The two main classes are SpocWriter, which can either create a new file or append to an existing one, and SpocReader, which allows reading, iteration and random access via index or slice.
SpocReader slices may also be passed to other process (they are picklable), which is useful when dividing jobs over multiple slices of the same Spoc file.
The SpocReader/SpocWriter classes fully support the 'with' statement, and this is the preferred syntax.
Currently, the following serialization schemes are supported:
- pickle (builtin)
- dill (requires installation)
Currently, the following compression algorithms are supported:
- zlib (builtin)
- bz2 (builtin)
- gzip (builtin)
- lzma (builtin)
- lz4 (requires installation)
These parameters can be passed (by name or class) to the SpocWriter, but will only be used if the file is new or overwritten (not appended to). SpocReader as well as SpocWriter, when used to append to an existing file, interpret the serializer and compressor from the file's header.
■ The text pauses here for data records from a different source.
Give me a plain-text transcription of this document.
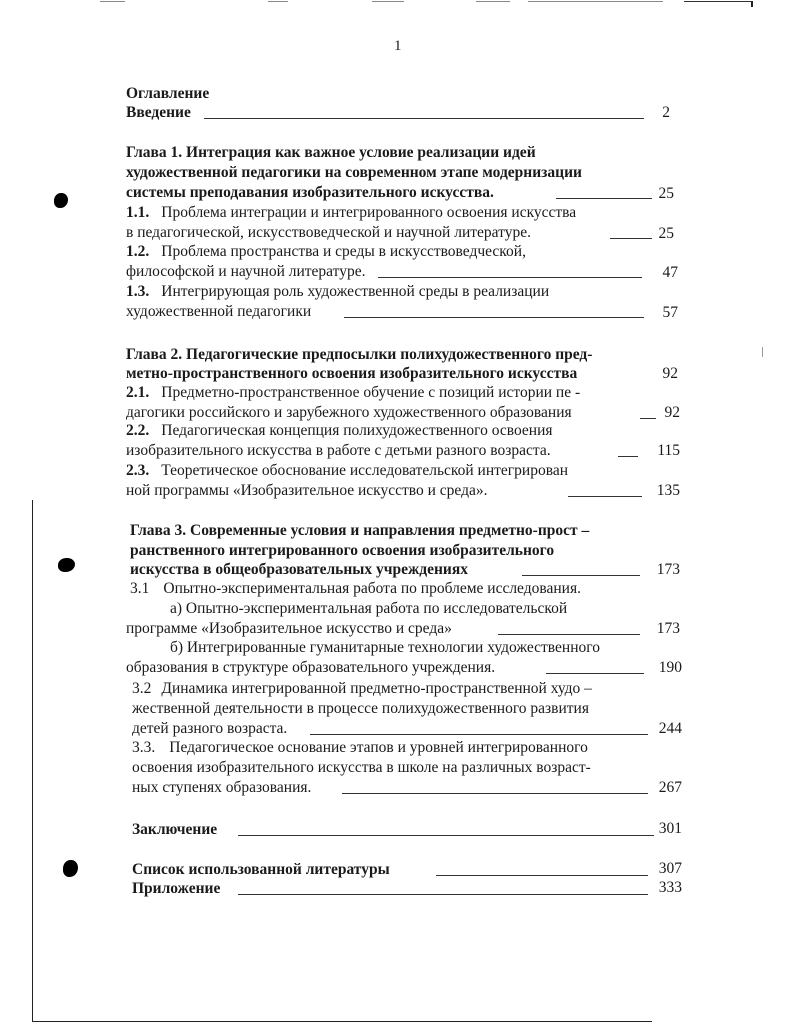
1
Оглавление
Введение	2
Глава 1. Интеграция как важное условие реализации идей
художественной педагогики на современном этапе модернизации
системы преподавания изобразительного искусства.	25
1.1. Проблема интеграции и интегрированного освоения искусства
в педагогической, искусствоведческой и научной литературе.	25
1.2. Проблема пространства и среды в искусствоведческой,
философской и научной литературе.	47
1.3. Интегрирующая роль художественной среды в реализации
художественной педагогики	57
Глава 2. Педагогические предпосылки полихудожественного пред-
метно-пространственного освоения изобразительного искусства	92
2.1. Предметно-пространственное обучение с позиций истории пе -
дагогики российского и зарубежного художественного образования	92
2.2. Педагогическая концепция полихудожественного освоения
изобразительного искусства в работе с детьми разного возраста.	115
2.3. Теоретическое обоснование исследовательской интегрирован
ной программы «Изобразительное искусство и среда».	135
Глава 3. Современные условия и направления предметно-прост –
ранственного интегрированного освоения изобразительного
искусства в общеобразовательных учреждениях	173
3.1 Опытно-экспериментальная работа по проблеме исследования.
а) Опытно-экспериментальная работа по исследовательской
программе «Изобразительное искусство и среда»	173
б) Интегрированные гуманитарные технологии художественного
образования в структуре образовательного учреждения.	190
3.2 Динамика интегрированной предметно-пространственной худо –
жественной деятельности в процессе полихудожественного развития
детей разного возраста.	244
3.3. Педагогическое основание этапов и уровней интегрированного
освоения изобразительного искусства в школе на различных возраст-
ных ступенях образования.	267
Заключение	301
Список использованной литературы	307
Приложение	333
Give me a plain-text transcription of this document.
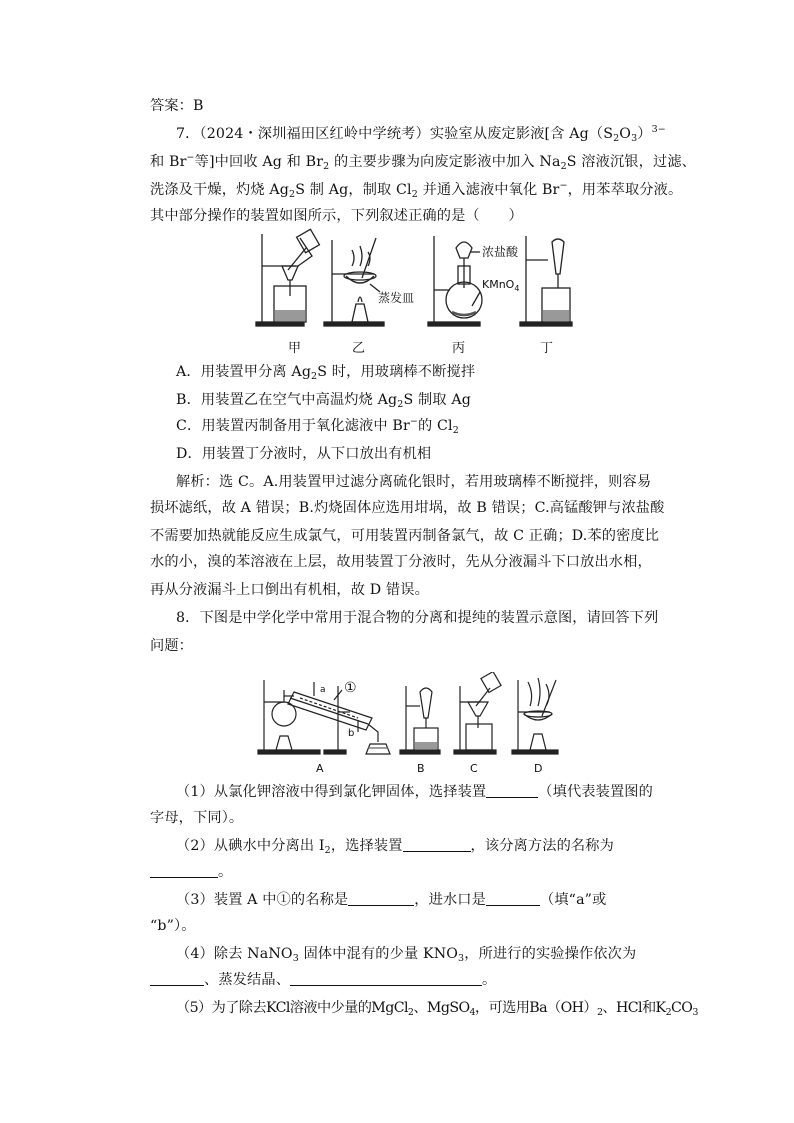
答案：B
7．（2024・深圳福田区红岭中学统考）实验室从废定影液[含 $Ag(S_2O_3)^{3-}$
和 Br−等]中回收 Ag 和 $Br_2$ 的主要步骤为向废定影液中加入 $Na_2S$ 溶液沉银，过滤、
洗涤及干燥，灼烧 $Ag_2S$ 制 Ag，制取 $Cl_2$ 并通入滤液中氧化 Br−，用苯萃取分液。
其中部分操作的装置如图所示，下列叙述正确的是（　　）
蒸发皿
浓盐酸
KMnO$_4$
甲	乙	丙	丁
A．用装置甲分离 $Ag_2S$ 时，用玻璃棒不断搅拌
B．用装置乙在空气中高温灼烧 $Ag_2S$ 制取 Ag
C．用装置丙制备用于氧化滤液中 Br−的 $Cl_2$
D．用装置丁分液时，从下口放出有机相
解析：选 C。A.用装置甲过滤分离硫化银时，若用玻璃棒不断搅拌，则容易
损坏滤纸，故 A 错误；B.灼烧固体应选用坩埚，故 B 错误；C.高锰酸钾与浓盐酸
不需要加热就能反应生成氯气，可用装置丙制备氯气，故 C 正确；D.苯的密度比
水的小，溴的苯溶液在上层，故用装置丁分液时，先从分液漏斗下口放出水相，
再从分液漏斗上口倒出有机相，故 D 错误。
8．下图是中学化学中常用于混合物的分离和提纯的装置示意图，请回答下列
问题：
a
b
①
A	B	C	D
（1）从氯化钾溶液中得到氯化钾固体，选择装置	（填代表装置图的
字母，下同）。
（2）从碘水中分离出 $I_2$，选择装置	，该分离方法的名称为
。
（3）装置 A 中①的名称是	，进水口是	（填“a”或
“b”）。
（4）除去 NaNO$_3$ 固体中混有的少量 $KNO_3$，所进行的实验操作依次为
、蒸发结晶、	。
（5）为了除去KCl溶液中少量的MgCl$_2$、MgSO$_4$，可选用$Ba(OH)_2$、HCl和$K_2CO_3$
Create new file with explicit serialization/compression:
with SpocWriter(filename, serialization="pickle", compression="gzip") as spocw:
for item in items:
Open an existing file for appending:
with SpocWriter(filename, append=True) as spocw:
Read all items:
with SpocReader(filename) as spocr:
read_items = list(spocr)
Read sliced items:
sliced_items = list(SpocReader(filename)[10:-1])
sliced_item = SpocReader(filename)[1000]